Women’s health strategies for menopausal symptoms

Written by Jennifer Mackenzie

“Sometimes all we want is reassurance that we’re okay and that our symptoms aren’t abnormal” – and this can be especially true for women passing through menopause, explains Dr. Holland-Ellis, a board-certified family medicine physician with Jacksonville Internal Medicine & Primary Care.

Women’s health is a passion for Dr. Holland-Ellis, and she often talks about patients she calls “the forgotten women.”

“There is a subset of women who can go years and years without medical care,” she explains. “Typically, they are women who are no longer having children but are too young to suffer from multiple chronic conditions that require frequent follow-up. These women have their own unique health issues – with menopause often being a major part of that. I strive to be a compassionate, listening ear for them because women going through menopause really need to feel heard.”

Menopause is defined as the cessation of a woman’s menstrual periods for 12 consecutive months. The three most common symptoms are hot flashes, vaginal dryness and mood swings. Women in North America generally experience natural menopause around the age of 51. Some women, however, reach this phase as early as their 30s or as late as their 60s. Usually, women hit menopause around the same age as their mothers and grandmothers – in other words, your female ancestors hold the key.

Some women pass through menopause relatively quickly, while others may experience symptoms on and off for 10-15 years. “Menopause is not a sprint – it’s not like there’s a faucet that cuts off and your estrogen stops all at once,” Dr. Holland-Ellis explains. “Your body stops producing it, but you can still have estrogen in your system for years to come.”

But be assured, “there are things we can do to make your journey much more tolerable,” she says.

One of those things may be hormone replacement therapy (HRT).

The North American Menopause Society, the American Society for Reproductive Medicine, and The Endocrine Society all take the position that menopausal women up to age 59, who are otherwise healthy and within 10 years of menopause, are candidates for HRT if they are bothered by moderate to severe symptoms. That does not mean there aren't risks associated with HRT, so every woman should get medical advice by a board-certified provider who has experience with HRT.

“Medicine is always both a science and an art, and we should always weigh the risks versus the benefits for each woman,” Dr. Holland-Ellis explains.

For example, before prescribing HRT, she makes sure a woman is not a smoker (smoking increases your risk of blood clots as well as heart attacks and stroke). She also wants to see that a woman’s blood pressure is well-controlled and that she has no history of breast cancer or blood clots as HRT can increase the risk of these conditions developing or recurring.

“Hormone replacement therapy is the gold standard, the most effective treatment for menopausal symptoms such as hot flashes and vaginal dryness, but it’s not for every woman, and not for long-term use,” she adds. There are other options besides HRT, such as diet and lifestyle changes (see sidebar), that can go a long way in helping.

Dr. Holland-Ellis does not routinely prescribe the compounded bioidentical hormones.

“The bioidenticals are no better than your regular generic hormone replacement, they just cost more and many insurance companies don’t cover them. And because you don’t need a provider to prescribe them, you don’t get that important due diligence to make sure you’re a good candidate for HRT in the first place,” she cautions.
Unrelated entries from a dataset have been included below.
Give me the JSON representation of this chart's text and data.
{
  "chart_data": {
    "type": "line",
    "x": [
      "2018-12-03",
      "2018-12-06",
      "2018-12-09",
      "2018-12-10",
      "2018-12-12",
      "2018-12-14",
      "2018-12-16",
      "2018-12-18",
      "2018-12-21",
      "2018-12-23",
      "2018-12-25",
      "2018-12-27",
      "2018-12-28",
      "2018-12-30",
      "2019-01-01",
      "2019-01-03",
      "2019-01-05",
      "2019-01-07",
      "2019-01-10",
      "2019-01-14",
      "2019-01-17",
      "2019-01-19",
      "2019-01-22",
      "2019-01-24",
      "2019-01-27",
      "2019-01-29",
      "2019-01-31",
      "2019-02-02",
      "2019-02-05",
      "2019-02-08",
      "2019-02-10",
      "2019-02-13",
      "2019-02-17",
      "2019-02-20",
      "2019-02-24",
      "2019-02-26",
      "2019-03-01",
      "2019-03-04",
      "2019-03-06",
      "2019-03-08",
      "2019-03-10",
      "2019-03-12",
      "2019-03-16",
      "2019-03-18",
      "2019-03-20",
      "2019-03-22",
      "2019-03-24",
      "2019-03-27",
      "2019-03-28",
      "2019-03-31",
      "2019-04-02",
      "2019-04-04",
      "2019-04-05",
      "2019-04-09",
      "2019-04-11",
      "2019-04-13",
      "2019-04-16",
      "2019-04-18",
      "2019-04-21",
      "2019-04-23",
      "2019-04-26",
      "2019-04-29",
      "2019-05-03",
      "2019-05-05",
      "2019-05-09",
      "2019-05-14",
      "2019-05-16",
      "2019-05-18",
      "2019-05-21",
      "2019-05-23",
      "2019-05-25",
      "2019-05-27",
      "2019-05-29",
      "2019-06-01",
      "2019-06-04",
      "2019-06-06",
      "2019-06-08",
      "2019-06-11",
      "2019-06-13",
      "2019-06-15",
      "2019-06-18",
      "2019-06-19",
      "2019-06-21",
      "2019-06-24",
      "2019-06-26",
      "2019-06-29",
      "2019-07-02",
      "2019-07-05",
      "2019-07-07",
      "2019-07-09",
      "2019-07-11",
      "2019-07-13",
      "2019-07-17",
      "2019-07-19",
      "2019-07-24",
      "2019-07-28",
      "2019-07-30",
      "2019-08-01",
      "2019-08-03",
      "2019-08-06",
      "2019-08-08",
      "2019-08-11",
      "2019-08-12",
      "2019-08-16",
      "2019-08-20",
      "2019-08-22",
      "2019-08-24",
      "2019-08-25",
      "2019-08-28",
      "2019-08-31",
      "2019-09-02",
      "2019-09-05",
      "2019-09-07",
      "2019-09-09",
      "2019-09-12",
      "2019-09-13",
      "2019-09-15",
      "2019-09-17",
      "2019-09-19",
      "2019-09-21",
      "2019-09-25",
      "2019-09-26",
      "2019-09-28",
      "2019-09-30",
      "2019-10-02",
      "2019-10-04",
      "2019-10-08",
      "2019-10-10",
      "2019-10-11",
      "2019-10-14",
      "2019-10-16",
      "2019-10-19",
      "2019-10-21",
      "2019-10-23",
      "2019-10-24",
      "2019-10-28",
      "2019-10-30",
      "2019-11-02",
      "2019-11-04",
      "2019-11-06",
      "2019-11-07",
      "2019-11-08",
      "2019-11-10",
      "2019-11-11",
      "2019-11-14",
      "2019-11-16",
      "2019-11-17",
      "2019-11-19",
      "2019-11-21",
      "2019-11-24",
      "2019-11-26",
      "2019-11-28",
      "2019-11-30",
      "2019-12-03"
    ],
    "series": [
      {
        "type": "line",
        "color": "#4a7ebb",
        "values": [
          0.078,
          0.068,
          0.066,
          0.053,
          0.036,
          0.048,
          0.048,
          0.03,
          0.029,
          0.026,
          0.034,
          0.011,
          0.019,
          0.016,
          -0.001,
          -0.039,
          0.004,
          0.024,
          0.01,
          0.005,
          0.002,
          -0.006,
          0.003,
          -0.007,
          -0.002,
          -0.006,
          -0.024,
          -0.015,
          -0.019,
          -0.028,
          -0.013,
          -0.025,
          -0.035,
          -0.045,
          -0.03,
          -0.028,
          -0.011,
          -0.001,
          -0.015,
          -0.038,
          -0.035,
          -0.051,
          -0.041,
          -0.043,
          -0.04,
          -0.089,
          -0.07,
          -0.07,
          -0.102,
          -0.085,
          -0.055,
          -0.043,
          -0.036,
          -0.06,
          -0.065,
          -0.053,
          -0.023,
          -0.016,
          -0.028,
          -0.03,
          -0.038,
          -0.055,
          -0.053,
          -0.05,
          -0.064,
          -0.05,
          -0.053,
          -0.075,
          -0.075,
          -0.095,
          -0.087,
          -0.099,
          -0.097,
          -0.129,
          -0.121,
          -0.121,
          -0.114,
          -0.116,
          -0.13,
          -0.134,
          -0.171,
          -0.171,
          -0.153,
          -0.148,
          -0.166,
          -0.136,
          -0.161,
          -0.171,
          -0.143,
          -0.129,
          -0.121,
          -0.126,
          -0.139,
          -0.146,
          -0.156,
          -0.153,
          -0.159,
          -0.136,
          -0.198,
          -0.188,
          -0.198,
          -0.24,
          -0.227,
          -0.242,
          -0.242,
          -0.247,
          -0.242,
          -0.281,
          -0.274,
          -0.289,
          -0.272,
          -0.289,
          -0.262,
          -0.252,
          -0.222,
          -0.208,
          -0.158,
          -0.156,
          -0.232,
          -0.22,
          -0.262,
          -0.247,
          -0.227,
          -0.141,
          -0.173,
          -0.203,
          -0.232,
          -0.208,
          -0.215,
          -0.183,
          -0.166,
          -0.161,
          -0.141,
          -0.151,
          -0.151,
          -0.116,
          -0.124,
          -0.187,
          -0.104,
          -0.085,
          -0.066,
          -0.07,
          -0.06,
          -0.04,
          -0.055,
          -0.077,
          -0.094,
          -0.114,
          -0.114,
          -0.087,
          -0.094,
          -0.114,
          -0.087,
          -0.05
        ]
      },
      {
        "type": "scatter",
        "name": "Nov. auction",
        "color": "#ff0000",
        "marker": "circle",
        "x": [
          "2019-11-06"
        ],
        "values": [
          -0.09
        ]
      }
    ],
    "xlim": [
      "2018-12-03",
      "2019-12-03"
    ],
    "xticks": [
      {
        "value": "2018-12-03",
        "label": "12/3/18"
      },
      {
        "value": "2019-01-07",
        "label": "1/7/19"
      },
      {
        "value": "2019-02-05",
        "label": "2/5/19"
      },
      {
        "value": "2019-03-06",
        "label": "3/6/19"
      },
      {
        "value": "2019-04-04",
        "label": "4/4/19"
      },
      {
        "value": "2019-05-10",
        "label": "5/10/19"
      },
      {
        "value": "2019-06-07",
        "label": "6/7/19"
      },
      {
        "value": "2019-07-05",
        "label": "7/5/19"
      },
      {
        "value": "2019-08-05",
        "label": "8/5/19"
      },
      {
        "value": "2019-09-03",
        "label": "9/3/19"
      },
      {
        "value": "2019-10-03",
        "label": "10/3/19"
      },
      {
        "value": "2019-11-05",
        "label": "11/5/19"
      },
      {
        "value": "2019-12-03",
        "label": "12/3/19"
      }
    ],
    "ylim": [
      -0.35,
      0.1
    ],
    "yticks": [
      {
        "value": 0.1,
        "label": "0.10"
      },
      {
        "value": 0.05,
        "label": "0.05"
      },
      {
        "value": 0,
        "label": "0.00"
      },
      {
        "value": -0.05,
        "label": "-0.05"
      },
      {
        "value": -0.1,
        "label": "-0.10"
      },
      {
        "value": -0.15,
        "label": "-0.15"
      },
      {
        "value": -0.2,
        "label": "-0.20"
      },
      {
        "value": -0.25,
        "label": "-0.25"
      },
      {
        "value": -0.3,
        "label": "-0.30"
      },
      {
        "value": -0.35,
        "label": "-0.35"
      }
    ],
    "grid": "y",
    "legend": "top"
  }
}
The Endocrine Society advises women “to understand that FDA-approved hormones from pharmaceutical companies offer protections of purity, controlled manufacturing processes that products from less-regulated compounding pharmacies do not. In addition, many of the newer FDA-approved formulations can be described as bioidentical because they are the same molecules as hormones found in the body.”
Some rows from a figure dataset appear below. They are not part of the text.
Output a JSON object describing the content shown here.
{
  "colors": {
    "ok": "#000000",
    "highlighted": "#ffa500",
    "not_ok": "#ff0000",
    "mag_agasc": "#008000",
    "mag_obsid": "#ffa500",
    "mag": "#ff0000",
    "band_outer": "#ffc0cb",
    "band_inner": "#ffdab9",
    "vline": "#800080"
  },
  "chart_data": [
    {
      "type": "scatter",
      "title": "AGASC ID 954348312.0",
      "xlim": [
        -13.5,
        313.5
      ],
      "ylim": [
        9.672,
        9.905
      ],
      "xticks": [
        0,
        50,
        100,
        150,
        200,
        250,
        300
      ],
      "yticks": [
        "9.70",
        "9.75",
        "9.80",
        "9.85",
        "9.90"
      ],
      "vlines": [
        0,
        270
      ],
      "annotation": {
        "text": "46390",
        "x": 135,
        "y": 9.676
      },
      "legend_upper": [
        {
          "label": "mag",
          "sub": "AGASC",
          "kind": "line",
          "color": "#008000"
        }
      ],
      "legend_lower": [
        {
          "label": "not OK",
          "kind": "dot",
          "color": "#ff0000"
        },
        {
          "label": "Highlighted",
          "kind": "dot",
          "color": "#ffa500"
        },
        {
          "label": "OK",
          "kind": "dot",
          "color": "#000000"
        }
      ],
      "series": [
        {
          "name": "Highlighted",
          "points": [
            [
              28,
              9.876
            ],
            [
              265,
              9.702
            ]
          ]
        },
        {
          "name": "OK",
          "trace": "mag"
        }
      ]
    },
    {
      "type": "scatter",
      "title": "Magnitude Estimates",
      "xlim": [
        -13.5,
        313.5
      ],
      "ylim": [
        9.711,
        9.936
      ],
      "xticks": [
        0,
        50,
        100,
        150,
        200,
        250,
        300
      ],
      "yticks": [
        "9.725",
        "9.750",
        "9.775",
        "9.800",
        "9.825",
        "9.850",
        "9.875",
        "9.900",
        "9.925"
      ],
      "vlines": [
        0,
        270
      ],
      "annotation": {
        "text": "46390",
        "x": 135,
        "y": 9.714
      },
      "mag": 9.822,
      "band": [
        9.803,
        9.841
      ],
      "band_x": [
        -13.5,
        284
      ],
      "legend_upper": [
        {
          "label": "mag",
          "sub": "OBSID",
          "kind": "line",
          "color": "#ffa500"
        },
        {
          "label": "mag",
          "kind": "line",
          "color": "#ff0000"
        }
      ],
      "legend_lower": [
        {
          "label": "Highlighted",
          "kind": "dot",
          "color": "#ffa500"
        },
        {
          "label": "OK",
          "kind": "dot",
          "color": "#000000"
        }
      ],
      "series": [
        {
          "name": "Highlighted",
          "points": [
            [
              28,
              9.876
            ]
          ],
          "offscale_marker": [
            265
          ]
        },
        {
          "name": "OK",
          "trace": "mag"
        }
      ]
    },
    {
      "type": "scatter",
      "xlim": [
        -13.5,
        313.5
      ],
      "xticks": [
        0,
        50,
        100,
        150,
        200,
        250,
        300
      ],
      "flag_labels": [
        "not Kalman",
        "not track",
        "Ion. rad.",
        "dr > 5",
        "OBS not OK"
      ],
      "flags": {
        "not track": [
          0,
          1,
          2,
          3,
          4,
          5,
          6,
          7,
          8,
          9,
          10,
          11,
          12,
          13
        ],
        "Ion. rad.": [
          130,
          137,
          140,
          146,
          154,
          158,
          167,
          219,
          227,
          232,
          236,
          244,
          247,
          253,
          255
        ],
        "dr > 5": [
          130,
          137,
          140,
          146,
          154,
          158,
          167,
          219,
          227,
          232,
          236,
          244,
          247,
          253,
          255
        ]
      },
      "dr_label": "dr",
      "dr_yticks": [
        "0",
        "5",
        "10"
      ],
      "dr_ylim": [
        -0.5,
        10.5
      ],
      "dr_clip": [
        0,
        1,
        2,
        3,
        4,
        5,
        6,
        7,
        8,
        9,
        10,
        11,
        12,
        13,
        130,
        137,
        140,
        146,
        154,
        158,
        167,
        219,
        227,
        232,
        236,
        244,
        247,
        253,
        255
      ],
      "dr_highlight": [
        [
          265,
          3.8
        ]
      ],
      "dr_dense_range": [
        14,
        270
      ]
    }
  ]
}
If a patient decides to use HRT, a woman who still has her uterus “must take progesterone along with estrogen as protection from uterine cancer,” Dr. Holland-Ellis says.

As menopause can sometimes trigger or worsen existing symptoms of depression, she may also talk to a patient about a class of drugs known as selective serotonin reuptake inhibitors (SSRIs). “These new drugs have been really beneficial in depression and anxiety, and have revolutionized the way we treat mental health,” she says.

The bottom line is, you don’t need to go through menopause without help, whether HRT is for you or not.

“I want women in this phase of their lives to know there are providers who are passionate about helping them through this change in their lives. So don’t be afraid to speak up and tell your provider what you’re feeling.”